SFLCV Endorses Proposition L, the ComMUNIty Transit Act

Prop L would raise approximately $25 million per year to pay for Muni transit service and fare discount programs. The revenue would come from a new tax on transportation network companies (TNCs) such as Uber, Lyft, and Waymo. The tax would range from 1% to 4.5% of annual gross taxable receipts. The tax would apply only to receipts from fares for transportation within San Francisco.

Muni faces a financial crisis as federal pandemic relief funding ends in the near future. The San Francisco Municipal Transportation Agency (SFMTA), which runs Muni, expects a budget deficit exceeding $220 million for fiscal year 2026-27. Such a deficit would likely trigger Muni service cuts and reduce free fare programs for youth and seniors.

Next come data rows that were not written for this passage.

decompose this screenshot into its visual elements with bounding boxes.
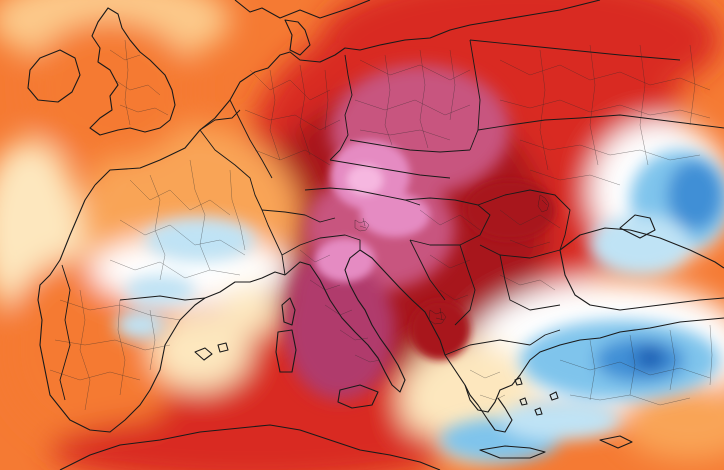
border-bulgaria — [499, 254, 561, 311]
regions-balkans — [419, 209, 561, 301]
field-alps-light-blue — [145, 218, 255, 262]
regions-italy — [299, 249, 381, 363]
field-deep-red-balkans — [410, 300, 470, 360]
field-levant-light-blue — [500, 400, 620, 440]
coast-corsica — [281, 297, 296, 326]
coast-balearic — [194, 342, 229, 361]
regions-france — [109, 159, 246, 281]
field-iberia-orange — [0, 255, 180, 445]
field-north-africa-red — [50, 415, 450, 470]
coast-iberia — [37, 184, 206, 433]
coast-cyprus — [599, 435, 633, 449]
coast-denmark — [284, 19, 311, 56]
coast-north-africa — [59, 424, 441, 470]
coast-crete — [479, 445, 546, 459]
border-poland-east — [469, 39, 481, 151]
field-sardinia-white — [220, 285, 280, 335]
coast-crimea — [619, 214, 656, 239]
border-germany-east — [329, 54, 353, 161]
field-bottom-right-orange — [620, 380, 724, 460]
cluster-moldova — [537, 194, 550, 213]
coast-black-sea — [559, 227, 724, 311]
border-belarus — [469, 39, 681, 61]
cluster-north-macedonia — [428, 307, 447, 325]
border-italy-north — [281, 234, 361, 256]
regions-turkey — [559, 324, 713, 406]
field-east-light-blue — [590, 215, 690, 275]
field-gulf-light-blue — [115, 310, 165, 340]
field-ukraine-dark-blue — [667, 160, 723, 230]
coast-scandinavia — [234, 0, 371, 19]
country-borders — [59, 39, 724, 401]
cluster-slovenia — [354, 217, 370, 232]
border-ukraine — [477, 114, 724, 131]
border-switzerland — [261, 209, 336, 223]
border-poland-south — [349, 139, 471, 153]
regions-germany — [244, 64, 341, 166]
coastlines — [27, 0, 724, 470]
border-spain-portugal — [59, 264, 71, 401]
coast-greece — [464, 384, 513, 433]
coast-sardinia — [275, 329, 297, 373]
regions-ukraine — [499, 44, 711, 186]
field-uk-orange — [25, 20, 195, 160]
region-borders — [49, 39, 713, 411]
field-dark-red-romania — [465, 180, 555, 240]
regions-poland — [354, 49, 471, 149]
field-lightpink-core — [347, 165, 383, 195]
field-turkey-deep-blue — [635, 346, 665, 370]
border-romania — [477, 189, 571, 259]
field-pink-adriatic — [315, 238, 375, 282]
border-turkey — [529, 329, 561, 346]
coast-adriatic-east — [359, 249, 724, 413]
coast-italy — [284, 249, 406, 393]
coast-ireland — [27, 49, 81, 103]
dense-border-clusters — [354, 194, 550, 325]
regions-uk — [109, 39, 169, 126]
border-czech-slovakia — [329, 159, 451, 179]
border-france-east — [199, 129, 286, 276]
border-balkans-1 — [409, 239, 446, 301]
border-france-spain — [119, 295, 206, 301]
border-benelux — [199, 109, 241, 131]
border-balkans-2 — [454, 244, 476, 326]
coast-north-europe — [94, 0, 601, 186]
border-greece-north — [444, 339, 531, 356]
field-pink-austria — [360, 193, 430, 237]
coast-aegean-islands — [514, 377, 559, 416]
regions-greece — [469, 369, 506, 401]
border-austria — [304, 187, 421, 206]
coast-great-britain — [89, 7, 176, 136]
regions-spain — [49, 289, 181, 411]
border-hungary — [404, 197, 491, 246]
coast-south-france — [204, 271, 286, 299]
coast-sicily — [337, 384, 379, 409]
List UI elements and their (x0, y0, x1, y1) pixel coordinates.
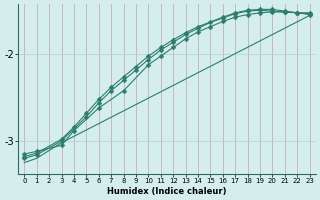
X-axis label: Humidex (Indice chaleur): Humidex (Indice chaleur) (107, 187, 227, 196)
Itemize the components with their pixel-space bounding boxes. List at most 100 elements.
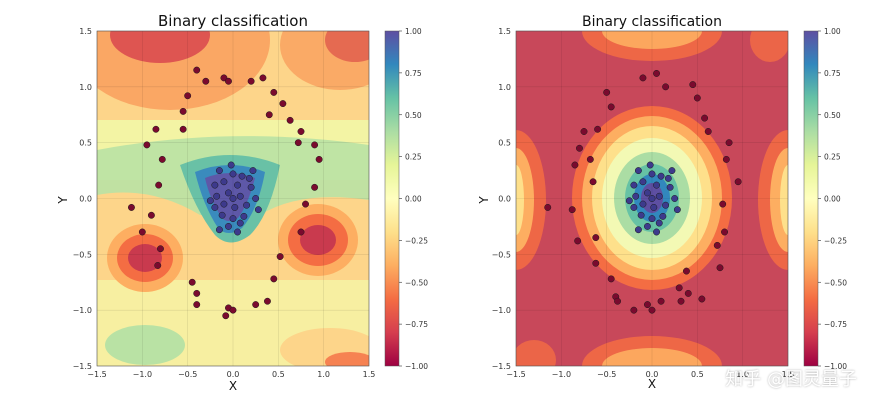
inner-cluster-point xyxy=(225,222,232,230)
y-tick-label: 1.5 xyxy=(79,27,92,36)
outer-ring-point xyxy=(607,275,615,283)
inner-cluster-point xyxy=(655,192,663,200)
outer-ring-point xyxy=(594,125,602,133)
inner-cluster-point xyxy=(213,192,221,200)
y-tick-label: −0.5 xyxy=(73,250,92,259)
inner-cluster-point xyxy=(671,195,679,202)
y-axis-label: Y xyxy=(56,196,70,205)
data-points xyxy=(128,66,323,320)
x-ticks: −1.5 −1.0 −0.5 0.0 0.5 1.0 1.5 xyxy=(506,370,794,379)
inner-cluster-point xyxy=(236,219,244,227)
y-tick-label: −1.0 xyxy=(73,306,92,315)
outer-ring-point xyxy=(704,128,712,135)
y-ticks: −1.5 −1.0 −0.5 0.0 0.5 1.0 1.5 xyxy=(73,27,92,371)
x-axis-label: X xyxy=(648,377,656,391)
outer-ring-point xyxy=(154,262,162,269)
outer-ring-point xyxy=(193,66,201,74)
outer-ring-point xyxy=(657,297,665,305)
y-tick-label: 0.0 xyxy=(79,195,92,204)
outer-ring-point xyxy=(138,228,146,236)
inner-cluster-point xyxy=(231,203,239,211)
colorbar-tick-label: −0.50 xyxy=(824,278,847,287)
colorbar-tick-label: 0.00 xyxy=(405,195,422,204)
inner-cluster-point xyxy=(668,167,676,175)
inner-cluster-point xyxy=(245,174,253,182)
x-tick-label: 0.0 xyxy=(227,370,240,379)
outer-ring-point xyxy=(725,139,733,147)
outer-ring-point xyxy=(644,301,651,309)
outer-ring-point xyxy=(252,301,260,309)
y-tick-label: −1.5 xyxy=(73,362,92,371)
outer-ring-point xyxy=(264,297,271,305)
inner-cluster-point xyxy=(664,174,672,182)
outer-ring-point xyxy=(576,144,583,152)
inner-cluster-point xyxy=(634,226,642,234)
outer-ring-point xyxy=(630,306,638,314)
inner-cluster-point xyxy=(648,215,656,223)
inner-cluster-point xyxy=(644,222,651,230)
outer-ring-point xyxy=(311,141,319,149)
outer-ring-point xyxy=(568,206,576,214)
x-ticks: −1.5 −1.0 −0.5 0.0 0.5 1.0 1.5 xyxy=(87,370,375,379)
y-axis-label: Y xyxy=(477,196,491,205)
outer-ring-point xyxy=(229,306,237,314)
inner-cluster-point xyxy=(648,170,656,178)
x-tick-label: 1.5 xyxy=(782,370,795,379)
outer-ring-point xyxy=(157,245,164,253)
inner-cluster-point xyxy=(632,192,640,200)
inner-cluster-point xyxy=(648,195,656,202)
outer-ring-point xyxy=(698,295,706,303)
colorbar xyxy=(803,30,819,367)
outer-ring-point xyxy=(222,312,230,320)
y-ticks: −1.5 −1.0 −0.5 0.0 0.5 1.0 1.5 xyxy=(492,27,511,371)
colorbar-tick-label: 0.00 xyxy=(824,195,841,204)
outer-ring-point xyxy=(571,161,579,169)
inner-cluster-point xyxy=(211,181,219,189)
colorbar-tick-label: 1.00 xyxy=(824,27,841,36)
x-tick-label: −1.0 xyxy=(133,370,152,379)
inner-cluster-point xyxy=(254,206,262,214)
inner-cluster-point xyxy=(650,203,658,211)
outer-ring-point xyxy=(143,141,151,149)
outer-ring-point xyxy=(259,74,267,82)
outer-ring-point xyxy=(311,183,319,191)
chart-title: Binary classification xyxy=(158,12,308,30)
inner-cluster-point xyxy=(252,195,260,202)
x-axis-label: X xyxy=(229,379,237,393)
outer-ring-point xyxy=(158,155,166,163)
outer-ring-point xyxy=(147,211,155,219)
x-tick-label: −1.5 xyxy=(506,370,525,379)
x-tick-label: −1.0 xyxy=(552,370,571,379)
outer-ring-point xyxy=(315,155,323,163)
outer-ring-point xyxy=(683,267,690,275)
x-tick-label: −1.5 xyxy=(87,370,106,379)
outer-ring-point xyxy=(684,289,692,297)
plot-frame xyxy=(96,30,370,367)
data-points xyxy=(544,69,742,314)
inner-cluster-point xyxy=(247,183,255,191)
outer-ring-point xyxy=(179,107,187,115)
outer-ring-point xyxy=(592,234,600,242)
inner-cluster-point xyxy=(673,206,681,214)
inner-cluster-point xyxy=(243,201,251,209)
chart-title: Binary classification xyxy=(582,14,722,30)
outer-ring-point xyxy=(193,289,201,297)
outer-ring-point xyxy=(247,77,255,85)
left-chart: −1.5 −1.0 −0.5 0.0 0.5 1.0 1.5 −1.5 −1.0 −0.5 0.0… xyxy=(56,12,428,393)
y-tick-label: −1.5 xyxy=(492,362,511,371)
colorbar-tick-label: 0.75 xyxy=(405,69,422,78)
outer-ring-point xyxy=(279,100,287,108)
inner-cluster-point xyxy=(225,189,232,197)
inner-cluster-point xyxy=(240,212,248,220)
right-chart: −1.5 −1.0 −0.5 0.0 0.5 1.0 1.5 −1.5 −1.0 −0.5 0.0… xyxy=(477,14,847,391)
outer-ring-point xyxy=(677,297,685,305)
inner-cluster-point xyxy=(639,200,647,208)
inner-cluster-point xyxy=(666,183,674,191)
y-tick-label: 1.5 xyxy=(498,27,511,36)
outer-ring-point xyxy=(302,200,309,208)
inner-cluster-point xyxy=(234,228,241,236)
colorbar-tick-label: −0.50 xyxy=(405,278,428,287)
x-tick-label: 0.5 xyxy=(272,370,285,379)
y-tick-label: 1.0 xyxy=(498,83,511,92)
outer-ring-point xyxy=(270,88,278,96)
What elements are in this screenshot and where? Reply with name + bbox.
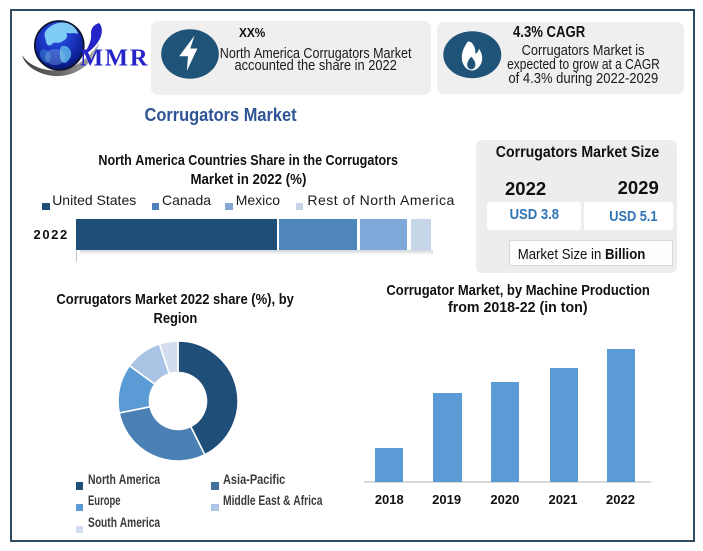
svg-text:MMR: MMR: [80, 45, 149, 72]
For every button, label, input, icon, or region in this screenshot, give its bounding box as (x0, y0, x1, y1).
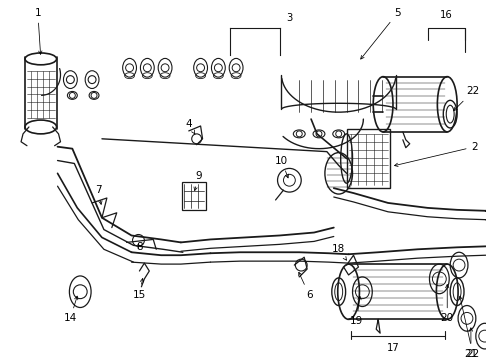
Text: 4: 4 (185, 119, 195, 134)
Text: 18: 18 (331, 244, 346, 260)
Text: 17: 17 (386, 343, 399, 353)
Text: 7: 7 (95, 185, 102, 204)
Text: 9: 9 (194, 171, 202, 190)
Text: 22: 22 (453, 86, 479, 111)
Text: 19: 19 (349, 296, 363, 326)
Text: 11: 11 (0, 359, 1, 360)
Text: 8: 8 (136, 242, 142, 252)
Text: 14: 14 (63, 296, 78, 323)
Text: 15: 15 (133, 279, 146, 300)
Bar (182, 182, 205, 210)
Text: 1: 1 (35, 8, 42, 54)
Text: 10: 10 (274, 156, 288, 178)
Text: 3: 3 (285, 13, 292, 23)
Text: 6: 6 (298, 272, 312, 300)
Text: 16: 16 (439, 9, 452, 19)
Text: 22: 22 (458, 296, 479, 359)
Text: 12: 12 (0, 359, 1, 360)
Bar (346, 129, 389, 188)
Text: 5: 5 (360, 8, 400, 59)
Text: 13: 13 (0, 359, 1, 360)
Text: 21: 21 (463, 328, 477, 359)
Text: 20: 20 (440, 284, 453, 323)
Text: 2: 2 (394, 142, 477, 166)
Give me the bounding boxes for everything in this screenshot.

New federal funding for transit agencies’ operational costs is unlikely. A regional ballot measure to raise money for Muni, BART, Caltrain, and other Bay Area transit agencies could appear on the ballot no sooner than 2026, and it would need to be approved by the electorate of Bay Area counties. (When San Francisco’s June 2022 Proposition A failed, SFMTA lost out on significant state and federal matching funds, and its financial situation further deteriorated.) 

The persistence of remote working and downtown’s sluggish recovery from the pandemic make it unlikely that revenue from transit fares and parking fees will reach pre-pandemic levels anytime soon. Budgetary pressure on the City’s general fund, which is also a significant source of revenue for Muni, makes that an unlikely source of new funding as well.

By itself, Prop L would not solve Muni’s looming “fiscal cliff,” but it could help to fill funding gaps if Muni gets additional relief from other sources. In addition, if San Francisco shows the legislature that it’s willing to tax itself in support of Muni, that may help strengthen San Francisco’s case for a regional funding measure and for additional state and federal funds.

Imposing the tax on TNC companies makes sense because TNC vehicles significantly affect Muni’s performance. They are a major source of traffic congestion in San Francisco, which slows down buses and trains, making them less reliable and increasing Muni’s operational expenses.  Slower and less reliable service means lower ridership, as riders choose TNCs as an alternative, and lower ridership means lower fare revenue. A tax on TNCs is less of a burden on low-income households than some other taxes such as the sales tax and is less of a burden on struggling San Francisco businesses than a more broadly applicable business tax.

One significant challenge for Prop L is that another tax measure on this fall’s ballot, Proposition M, includes a provision that would prevent Prop L from going into effect if Prop M receives more votes than Prop L. If both measures pass and Prop L receives the most votes, both measures will go into effect. If Prop M receives more votes, only Prop M will go into effect. That makes it all the more important to maximize the vote for Prop L. 

SFLCV strongly endorses Proposition L and urges your “yes” vote in its favor.